To accomplish this, the paper proposes a more generalized form of dynamic convolution calledKernelWarehouse, inspired mainly by two observations of existing dynamic convolution methods: (1) They treat all parameters in a regular convolutional layer as static kernels, changing the number of convolutional kernels from1increase to$n$ and use its note module to convert the$n$ individual static kernels are assembled into a linear hybrid kernel. While intuitive and effective, they do not take into account parameter dependencies between static kernels within the convolutional layer; (2) They areConvNetThe individual convolutional layers of the$n$ a collection of static kernels, ignoring parameter dependencies between neighboring convolutional layers. In sharp contrast to existing methods, theKernelWarehouseThe core idea is to utilizeConvNetThe convolutional parameter dependencies of the same layer and neighboring layers in the middle are reconstituted as dynamic convolutions in order to achieve a trade-off between parameter efficiency and representational power that achieves substantial improvements.

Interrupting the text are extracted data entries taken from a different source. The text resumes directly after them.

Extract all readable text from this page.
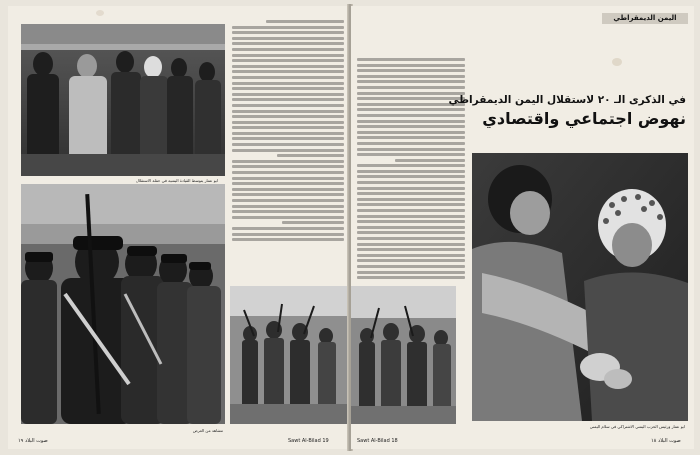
ابو عمار يتوسط القيادة اليمنية في حفلة الاستقلال
مشاهد من العرض
صوت البلاد ١٩	Sawt Al-Bilad 19
ابو عمار ورئيس الحزب اليمني الاشتراكي في سلام اليمني
Sawt Al-Bilad 18	صوت البلاد ١٨
اليمن الديمقراطي
في الذكرى الـ ٢٠ لاستقلال اليمن الديمقراطي
نهوض اجتماعي واقتصادي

KernelWarehouseIt consists of three components, kernel partitioning, repository building and sharing, and contrast-driven attention functions, which are tightly interdependent. Kernel partitioning redefines the "kernel" in linear mixing by utilizing parameter dependencies within the same convolutional layer, defined at smaller local scales rather than the overall scale. Repository construction and sharing exploits parameter dependencies between neighboring convolutional layers to redefine the "assembly kernel" across convolutional layers of the same stage, and generates an assembly kernel that includes$n$ A localized kernel (e.g.$n=108$ ) of large repositories for linear hybrid sharing across layers. Contrast-driven attention functions are used to solve problems in challenging$n>100$ The problem of attentional optimization in a cross-layer linear hybrid learning paradigm redefines the "attention function" in the setting. Given different budgets for the convolutional parameters, theKernelWarehouseProvides a high degree of flexibility, allowing for a large enough$n$ values to nicely balance parameter efficiency and representation capability.

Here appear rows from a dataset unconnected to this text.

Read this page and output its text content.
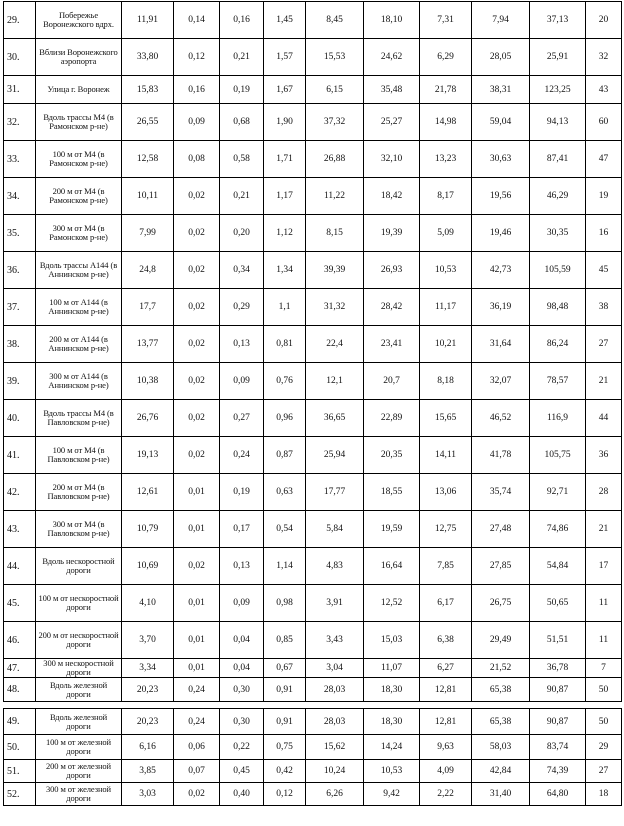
29.	Побережье Воронежского вдрх.	11,91	0,14	0,16	1,45	8,45	18,10	7,31	7,94	37,13	20
30.	Вблизи Воронежского аэропорта	33,80	0,12	0,21	1,57	15,53	24,62	6,29	28,05	25,91	32
31.	Улица г. Воронеж	15,83	0,16	0,19	1,67	6,15	35,48	21,78	38,31	123,25	43
32.	Вдоль трассы М4 (в Рамонском р-не)	26,55	0,09	0,68	1,90	37,32	25,27	14,98	59,04	94,13	60
33.	100 м от М4 (в Рамонском р-не)	12,58	0,08	0,58	1,71	26,88	32,10	13,23	30,63	87,41	47
34.	200 м от М4 (в Рамонском р-не)	10,11	0,02	0,21	1,17	11,22	18,42	8,17	19,56	46,29	19
35.	300 м от М4 (в Рамонском р-не)	7,99	0,02	0,20	1,12	8,15	19,39	5,09	19,46	30,35	16
36.	Вдоль трассы А144 (в Аннинском р-не)	24,8	0,02	0,34	1,34	39,39	26,93	10,53	42,73	105,59	45
37.	100 м от А144 (в Аннинском р-не)	17,7	0,02	0,29	1,1	31,32	28,42	11,17	36,19	98,48	38
38.	200 м от А144 (в Аннинском р-не)	13,77	0,02	0,13	0,81	22,4	23,41	10,21	31,64	86,24	27
39.	300 м от А144 (в Аннинском р-не)	10,38	0,02	0,09	0,76	12,1	20,7	8,18	32,07	78,57	21
40.	Вдоль трассы М4 (в Павловском р-не)	26,76	0,02	0,27	0,96	36,65	22,89	15,65	46,52	116,9	44
41.	100 м от М4 (в Павловском р-не)	19,13	0,02	0,24	0,87	25,94	20,35	14,11	41,78	105,75	36
42.	200 м от М4 (в Павловском р-не)	12,61	0,01	0,19	0,63	17,77	18,55	13,06	35,74	92,71	28
43.	300 м от М4 (в Павловском р-не)	10,79	0,01	0,17	0,54	5,84	19,59	12,75	27,48	74,86	21
44.	Вдоль нескоростной дороги	10,69	0,02	0,13	1,14	4,83	16,64	7,85	27,85	54,84	17
45.	100 м от нескоростной дороги	4,10	0,01	0,09	0,98	3,91	12,52	6,17	26,75	50,65	11
46.	200 м от нескоростной дороги	3,70	0,01	0,04	0,85	3,43	15,03	6,38	29,49	51,51	11
47.	300 м нескоростной дороги	3,34	0,01	0,04	0,67	3,04	11,07	6,27	21,52	36,78	7
48.	Вдоль железной дороги	20,23	0,24	0,30	0,91	28,03	18,30	12,81	65,38	90,87	50
49.	Вдоль железной дороги	20,23	0,24	0,30	0,91	28,03	18,30	12,81	65,38	90,87	50
50.	100 м от железной дороги	6,16	0,06	0,22	0,75	15,62	14,24	9,63	58,03	83,74	29
51.	200 м от железной дороги	3,85	0,07	0,45	0,42	10,24	10,53	4,09	42,84	74,39	27
52.	300 м от железной дороги	3,03	0,02	0,40	0,12	6,26	9,42	2,22	31,40	64,80	18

As a plug-and-play alternative to ordinary convolutionalKernelWarehouseCan be easily applied to all types ofConvNetarchitecture, through the use of theImageNetcap (a poem)MS-COCOThe dataset was subjected to extensive experiments confirming theKernelWarehouseThe effectiveness of the On the one hand, the round you ask demonstrates that compared to existing dynamic convolutional methods, theKernelWarehouseAchieved superior performance (e.g., on theImageNeton the dataset using theKernelWarehousetrainedResNet18|ResNet50|MobileNetV2|ConvNeXT-TinyThe model reaches the76.05%|81.05%|75.92%|82.55%(used form a nominal expression)top-1(accuracy, setting a new performance record for dynamic convolutional research). On the other hand, the paper demonstratesKernelWarehouseThe three components of the model are critical for performance improvement in model accuracy and parameter efficiency, and theKernelWarehouseIt is even possible to reduce theConvNetof model size while improving model accuracy (e.g., the paper'sResNet18The model is reduced relative to the baseline model by65.10%parameter that still implements the2.29%absolutetop-1(accuracy gain) and also applies to theVision Transformers(For example, the paper'sDeiT-TinyThe model reaches the76.51%(used form a nominal expression)top-1accuracy for the baseline model, bringing4.38%absolutetop-1(Accuracy Gain).

Method

Motivation and Components of KernelWarehouse

For a convolutional layer, set$\mathbf{x} \in \mathbb{R}^{h \times w \times c}$ is the input with$c$ The featured channels.$\mathbf{y} \in \mathbb{R}^{h \times w \times f}$ is the output with$f$ A feature channel where the$h \times w$ Indicates the channel size. Ordinary Convolution$\mathbf{y} = \mathbf{W}*\mathbf{x}$ Using a static convolution kernel$\mathbf{W} \in \mathbb{R}^{k \times k \times c \times f}$ Contains$f$ space-sized$k \times k$ of the convolution filter. Dynamic convolution is performed by an attention module consisting of$\phi(x)$ The generated $ \alpha_{1},... ,\alpha_{n}$ weights of the$n$ A static convolutional kernel of the same dimension$\mathbf{W}_1,...,\mathbf{W}_n$ The linear mixing replaces the ordinary convolution in the$\mathbf{W}$ Defined as:

\[\begin{equation} \label{eq:00} \begin{aligned} & \mathbf{W}=\alpha_{1} \mathbf{W}_1+...+\alpha_{n} \mathbf{W}_n. \end{aligned} \end{equation} \]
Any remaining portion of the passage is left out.